76年の報告書に続き、79年に始まった広島市の原爆被爆者動態調査は、戦後の早い時期に学校の同窓会や事業所が作成した死没者名簿や、平和記念公園内の原爆慰霊碑に納める原爆死没者名簿などを基に、原爆犠牲者の名前を集めている。昨年3月末時点で判明している45年末時点の死者数は8万9025人。「14万人±1万人」との間に埋もれたままの「空白」の犠牲者が多々いることは確実だ。

広島原爆資料館の見学ルートの冒頭にある説明書き。
死者は「約14万人」とあるが、推計値に過ぎない(中国新聞社提供)

爆心地近くで全滅した一家や未就学児などが、公的記録からこぼれ落ちていた。
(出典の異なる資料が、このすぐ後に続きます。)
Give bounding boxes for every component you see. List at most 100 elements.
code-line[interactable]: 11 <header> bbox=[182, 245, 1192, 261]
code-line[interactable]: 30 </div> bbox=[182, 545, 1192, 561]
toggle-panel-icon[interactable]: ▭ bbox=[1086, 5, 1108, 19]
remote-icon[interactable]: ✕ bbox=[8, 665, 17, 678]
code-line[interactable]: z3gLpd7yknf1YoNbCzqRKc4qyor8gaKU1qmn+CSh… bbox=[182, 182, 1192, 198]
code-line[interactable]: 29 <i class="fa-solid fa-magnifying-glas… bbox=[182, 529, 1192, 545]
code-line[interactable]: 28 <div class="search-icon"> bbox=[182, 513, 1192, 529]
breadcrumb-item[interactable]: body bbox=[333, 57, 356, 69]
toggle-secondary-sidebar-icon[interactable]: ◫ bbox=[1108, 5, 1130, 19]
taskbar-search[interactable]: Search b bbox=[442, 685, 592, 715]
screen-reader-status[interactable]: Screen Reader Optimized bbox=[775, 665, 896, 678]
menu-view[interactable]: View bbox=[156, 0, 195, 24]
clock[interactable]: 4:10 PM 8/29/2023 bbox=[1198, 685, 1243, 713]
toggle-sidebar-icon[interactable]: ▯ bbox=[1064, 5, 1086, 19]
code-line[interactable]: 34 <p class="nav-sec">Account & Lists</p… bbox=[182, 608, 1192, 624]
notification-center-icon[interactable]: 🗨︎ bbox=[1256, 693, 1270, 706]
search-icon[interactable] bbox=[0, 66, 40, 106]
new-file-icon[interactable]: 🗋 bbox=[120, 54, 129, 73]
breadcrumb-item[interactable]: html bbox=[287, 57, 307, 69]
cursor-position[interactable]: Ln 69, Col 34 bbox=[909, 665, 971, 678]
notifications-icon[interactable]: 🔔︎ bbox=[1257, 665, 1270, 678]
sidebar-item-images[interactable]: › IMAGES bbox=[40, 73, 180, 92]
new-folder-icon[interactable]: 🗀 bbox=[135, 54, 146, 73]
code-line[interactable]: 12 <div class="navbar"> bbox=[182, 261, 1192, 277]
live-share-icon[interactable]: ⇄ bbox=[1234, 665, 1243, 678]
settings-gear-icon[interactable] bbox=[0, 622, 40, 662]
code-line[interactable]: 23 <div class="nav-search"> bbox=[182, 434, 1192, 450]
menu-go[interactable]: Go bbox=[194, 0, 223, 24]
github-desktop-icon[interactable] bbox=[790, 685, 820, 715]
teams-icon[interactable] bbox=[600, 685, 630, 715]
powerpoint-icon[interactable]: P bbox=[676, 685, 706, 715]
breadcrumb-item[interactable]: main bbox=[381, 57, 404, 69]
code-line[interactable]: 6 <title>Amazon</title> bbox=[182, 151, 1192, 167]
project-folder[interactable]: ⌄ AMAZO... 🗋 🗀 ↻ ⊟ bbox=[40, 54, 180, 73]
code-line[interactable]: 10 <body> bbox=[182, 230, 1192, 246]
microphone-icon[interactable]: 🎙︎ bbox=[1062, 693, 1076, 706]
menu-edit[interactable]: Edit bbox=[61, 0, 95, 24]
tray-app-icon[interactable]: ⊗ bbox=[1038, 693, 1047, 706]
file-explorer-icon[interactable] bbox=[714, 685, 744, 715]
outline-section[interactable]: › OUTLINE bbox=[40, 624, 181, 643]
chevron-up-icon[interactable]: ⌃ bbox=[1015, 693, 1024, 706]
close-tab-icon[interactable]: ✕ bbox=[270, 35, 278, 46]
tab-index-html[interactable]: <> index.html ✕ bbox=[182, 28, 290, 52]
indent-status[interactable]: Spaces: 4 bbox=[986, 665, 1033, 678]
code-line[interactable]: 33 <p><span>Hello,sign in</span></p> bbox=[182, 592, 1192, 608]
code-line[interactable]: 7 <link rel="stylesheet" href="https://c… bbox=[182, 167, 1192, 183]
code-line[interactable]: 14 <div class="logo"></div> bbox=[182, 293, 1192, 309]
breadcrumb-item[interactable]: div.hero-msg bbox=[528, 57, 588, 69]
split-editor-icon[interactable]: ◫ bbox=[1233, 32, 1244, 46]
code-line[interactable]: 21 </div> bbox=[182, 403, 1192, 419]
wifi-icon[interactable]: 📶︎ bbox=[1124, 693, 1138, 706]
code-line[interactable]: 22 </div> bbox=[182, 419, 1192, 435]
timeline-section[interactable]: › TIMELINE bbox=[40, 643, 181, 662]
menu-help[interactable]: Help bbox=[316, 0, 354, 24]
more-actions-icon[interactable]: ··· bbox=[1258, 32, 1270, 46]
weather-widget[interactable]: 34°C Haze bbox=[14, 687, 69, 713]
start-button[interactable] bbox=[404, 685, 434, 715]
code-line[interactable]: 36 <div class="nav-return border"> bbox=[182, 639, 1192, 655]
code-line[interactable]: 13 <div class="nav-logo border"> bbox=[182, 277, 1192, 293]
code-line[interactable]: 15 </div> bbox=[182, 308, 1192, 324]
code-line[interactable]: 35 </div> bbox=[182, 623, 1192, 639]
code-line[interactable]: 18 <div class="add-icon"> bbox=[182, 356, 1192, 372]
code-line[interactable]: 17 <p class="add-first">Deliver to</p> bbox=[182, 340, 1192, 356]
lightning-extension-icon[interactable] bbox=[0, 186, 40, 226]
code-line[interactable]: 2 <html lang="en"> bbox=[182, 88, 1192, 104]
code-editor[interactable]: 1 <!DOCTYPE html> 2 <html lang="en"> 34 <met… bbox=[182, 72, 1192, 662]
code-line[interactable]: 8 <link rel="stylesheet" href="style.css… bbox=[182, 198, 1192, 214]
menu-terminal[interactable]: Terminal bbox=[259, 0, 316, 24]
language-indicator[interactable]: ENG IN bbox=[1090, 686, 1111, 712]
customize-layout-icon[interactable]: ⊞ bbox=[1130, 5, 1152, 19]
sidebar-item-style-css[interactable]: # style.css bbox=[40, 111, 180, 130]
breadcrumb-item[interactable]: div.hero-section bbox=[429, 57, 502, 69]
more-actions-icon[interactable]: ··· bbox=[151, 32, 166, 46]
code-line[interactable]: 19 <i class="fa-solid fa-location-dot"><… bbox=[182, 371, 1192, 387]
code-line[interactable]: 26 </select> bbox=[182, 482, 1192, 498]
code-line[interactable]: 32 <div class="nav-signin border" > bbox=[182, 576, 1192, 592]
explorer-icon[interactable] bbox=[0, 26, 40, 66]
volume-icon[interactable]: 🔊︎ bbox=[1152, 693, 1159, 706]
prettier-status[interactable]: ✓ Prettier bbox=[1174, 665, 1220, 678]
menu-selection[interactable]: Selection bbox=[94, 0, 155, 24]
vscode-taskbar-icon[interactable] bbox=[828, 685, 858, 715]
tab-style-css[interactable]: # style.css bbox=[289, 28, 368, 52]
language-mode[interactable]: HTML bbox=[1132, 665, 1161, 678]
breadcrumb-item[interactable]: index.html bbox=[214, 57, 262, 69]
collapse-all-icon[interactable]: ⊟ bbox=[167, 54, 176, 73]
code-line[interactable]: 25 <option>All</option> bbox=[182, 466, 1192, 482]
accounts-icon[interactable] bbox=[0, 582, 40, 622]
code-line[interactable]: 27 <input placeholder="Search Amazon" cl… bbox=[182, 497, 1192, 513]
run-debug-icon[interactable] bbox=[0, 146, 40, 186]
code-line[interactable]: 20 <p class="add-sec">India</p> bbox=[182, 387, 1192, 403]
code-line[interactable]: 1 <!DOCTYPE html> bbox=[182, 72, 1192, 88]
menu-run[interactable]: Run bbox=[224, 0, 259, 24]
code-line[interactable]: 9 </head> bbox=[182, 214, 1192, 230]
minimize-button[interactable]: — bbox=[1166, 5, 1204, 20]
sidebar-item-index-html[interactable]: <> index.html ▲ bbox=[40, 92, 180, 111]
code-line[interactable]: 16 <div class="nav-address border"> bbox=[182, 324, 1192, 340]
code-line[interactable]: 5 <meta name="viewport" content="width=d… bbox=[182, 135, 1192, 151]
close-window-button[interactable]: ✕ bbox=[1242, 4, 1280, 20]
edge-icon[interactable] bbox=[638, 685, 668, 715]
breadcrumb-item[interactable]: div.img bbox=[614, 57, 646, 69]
中には原爆投下当日に生まれ、名前がまだない新生児の犠牲者も。京都市在住の男性は、軍務で広島に一時滞在中に被爆死した父を思って毎年原爆慰霊碑に手を合わせていたが、実は原爆死没者名簿から漏れていた。国内有数の「軍都」だっただけに、軍人の犠牲も多かったのだ。
75年という時間の壁に直面しながらも、「空白」に少しずつ光を当てていった。ところが、途中でコロナ禍に直面し、取材はさらに難航した。被爆者も遺族も高齢だ。たびたび、取材断念を余儀なくされた。
そんな中で、感染急増の直前に韓国を尋ね、朝鮮半島出身者で広島で被爆死、あるいは帰還後に日本の被爆者援護から切り離されたまま亡くなった人たちの存在を探ることができた。こうした人たちが多く暮らし「韓国のヒロシマ」と呼ばれる陜川の被爆者協会が所蔵する膨大な被爆者資料を点検。少なくとも11人が日本で認識されていないことを裏付けた。氷山の一角だろう。日本の植民地支配と被爆、戦後の混乱と貧困に翻弄された原爆被害者たちの姿が見えてくるようだった。

「一人」を突き止める困難な作業

家族の元に帰れぬまま、平和記念公園の原爆供養塔や各地の寺などに原爆犠牲者の遺骨が眠っている。一方で、肉親の遺骨を捜し続ける遺族がいる。「約7万体」とされる原爆供養塔の遺骨のうち、814人には名前があり、広島市が毎年納骨名簿を公開しているが、2010年度以降の返還は2例だけ。ならば、と記者の手で両者をつなぐことを試みた。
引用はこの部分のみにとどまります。